Feils is the vineyard name of one of the three Grand Cru dry wines that Florian Lauer produces – the other two are Kupp and Schonfels. Note in German these are called “Grosses Gewächs,” translating to “great growth.” You should be able to find on the labels the letters “GG,” denoting the fact they are “Grand Cru” and dry.
Feils is a unique site for the Saar in a number of ways. First, you’ll note looking at the map that Feils is a site that rests right up against the Saar River. Unlike the Mosel, where most of the great sites (at least historically speaking) cling to the river and benefit from the temperature control the river provides, in the Saar, most of the sites run perpendicular to the river. Which is to say, they are not so affected by the warmth the river generates. The Feils (along with sites like Wiltinger Gottesfuss, etc) is unique in its rather direct relationship with the river. Second, because the river pushes up against and flows around the vineyard, the site has a good amount of alluvial soil, especially toward the bottom. Yes, there is slate here, but it is not the only soil type.

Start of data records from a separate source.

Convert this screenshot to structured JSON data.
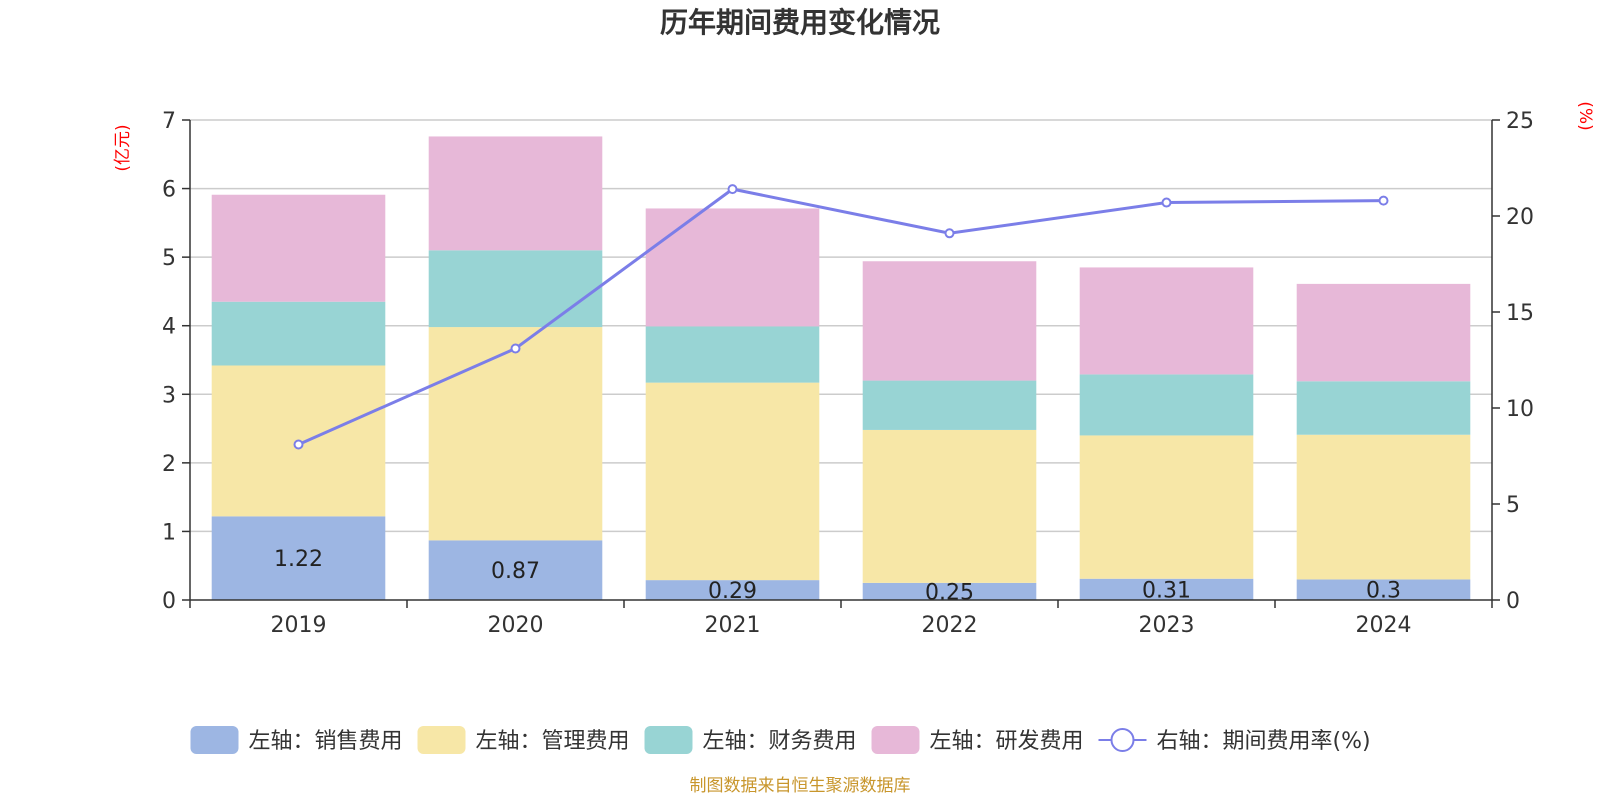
{
  "chart_data": {
    "type": "bar",
    "title": "历年期间费用变化情况",
    "categories": [
      "2019",
      "2020",
      "2021",
      "2022",
      "2023",
      "2024"
    ],
    "left_axis": {
      "unit": "(亿元)",
      "ylim": [
        0,
        7
      ],
      "ticks": [
        "0",
        "1",
        "2",
        "3",
        "4",
        "5",
        "6",
        "7"
      ]
    },
    "right_axis": {
      "unit": "(%)",
      "ylim": [
        0,
        25
      ],
      "ticks": [
        "0",
        "5",
        "10",
        "15",
        "20",
        "25"
      ]
    },
    "series": [
      {
        "name": "左轴：销售费用",
        "kind": "bar",
        "stack": "total",
        "axis": "left",
        "color": "#9db6e3",
        "values": [
          1.22,
          0.87,
          0.29,
          0.25,
          0.31,
          0.3
        ],
        "labels": [
          "1.22",
          "0.87",
          "0.29",
          "0.25",
          "0.31",
          "0.3"
        ]
      },
      {
        "name": "左轴：管理费用",
        "kind": "bar",
        "stack": "total",
        "axis": "left",
        "color": "#f7e7a7",
        "values": [
          2.2,
          3.11,
          2.88,
          2.23,
          2.09,
          2.11
        ]
      },
      {
        "name": "左轴：财务费用",
        "kind": "bar",
        "stack": "total",
        "axis": "left",
        "color": "#98d4d4",
        "values": [
          0.93,
          1.12,
          0.82,
          0.72,
          0.89,
          0.78
        ]
      },
      {
        "name": "左轴：研发费用",
        "kind": "bar",
        "stack": "total",
        "axis": "left",
        "color": "#e7b8d8",
        "values": [
          1.56,
          1.66,
          1.72,
          1.74,
          1.56,
          1.42
        ]
      },
      {
        "name": "右轴：期间费用率(%)",
        "kind": "line",
        "axis": "right",
        "color": "#7b7ee8",
        "values": [
          8.1,
          13.1,
          21.4,
          19.1,
          20.7,
          20.8
        ]
      }
    ],
    "grid": true,
    "legend_position": "bottom"
  },
  "source": "制图数据来自恒生聚源数据库"
}
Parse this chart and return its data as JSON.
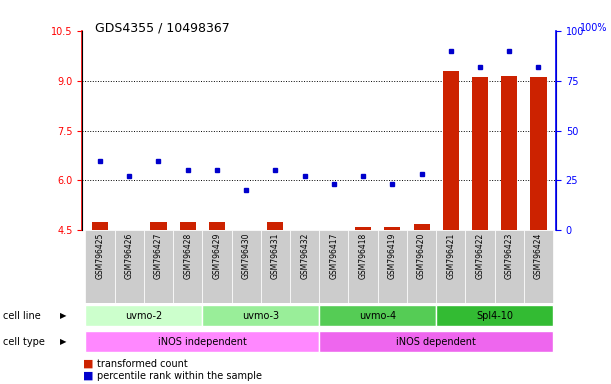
{
  "title": "GDS4355 / 10498367",
  "samples": [
    "GSM796425",
    "GSM796426",
    "GSM796427",
    "GSM796428",
    "GSM796429",
    "GSM796430",
    "GSM796431",
    "GSM796432",
    "GSM796417",
    "GSM796418",
    "GSM796419",
    "GSM796420",
    "GSM796421",
    "GSM796422",
    "GSM796423",
    "GSM796424"
  ],
  "transformed_count": [
    4.75,
    4.5,
    4.75,
    4.75,
    4.75,
    4.5,
    4.75,
    4.5,
    4.5,
    4.6,
    4.6,
    4.7,
    9.3,
    9.1,
    9.15,
    9.1
  ],
  "percentile_rank_pct": [
    35,
    27,
    35,
    30,
    30,
    20,
    30,
    27,
    23,
    27,
    23,
    28,
    90,
    82,
    90,
    82
  ],
  "cell_line_groups": [
    {
      "label": "uvmo-2",
      "start": 0,
      "end": 3,
      "color": "#ccffcc"
    },
    {
      "label": "uvmo-3",
      "start": 4,
      "end": 7,
      "color": "#99ee99"
    },
    {
      "label": "uvmo-4",
      "start": 8,
      "end": 11,
      "color": "#55cc55"
    },
    {
      "label": "Spl4-10",
      "start": 12,
      "end": 15,
      "color": "#33bb33"
    }
  ],
  "cell_type_groups": [
    {
      "label": "iNOS independent",
      "start": 0,
      "end": 7,
      "color": "#ff88ff"
    },
    {
      "label": "iNOS dependent",
      "start": 8,
      "end": 15,
      "color": "#ee66ee"
    }
  ],
  "ylim_left": [
    4.5,
    10.5
  ],
  "yticks_left": [
    4.5,
    6.0,
    7.5,
    9.0,
    10.5
  ],
  "ylim_right": [
    0,
    100
  ],
  "yticks_right": [
    0,
    25,
    50,
    75,
    100
  ],
  "bar_color": "#cc2200",
  "dot_color": "#0000cc"
}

Feils is a warm site; it is also sneakily steep. Convex like a spoon, the vineyard begins mildly as you walk through it heading down to the river. However, as one reaches center-slope the incline becomes quite severe. In the pictures in the gallery, you can see the roundness and dip of the site – especially in the second picture. The lowest third of the vineyard is extremely steep.
The wine this site produces is one of the most textural and luscious of the GGs; from the beginning it can show a rather broad range of fruit and spice. It also tends to drink earlier than Lauer’s other GGs, though obviously this can change vintage to vintage.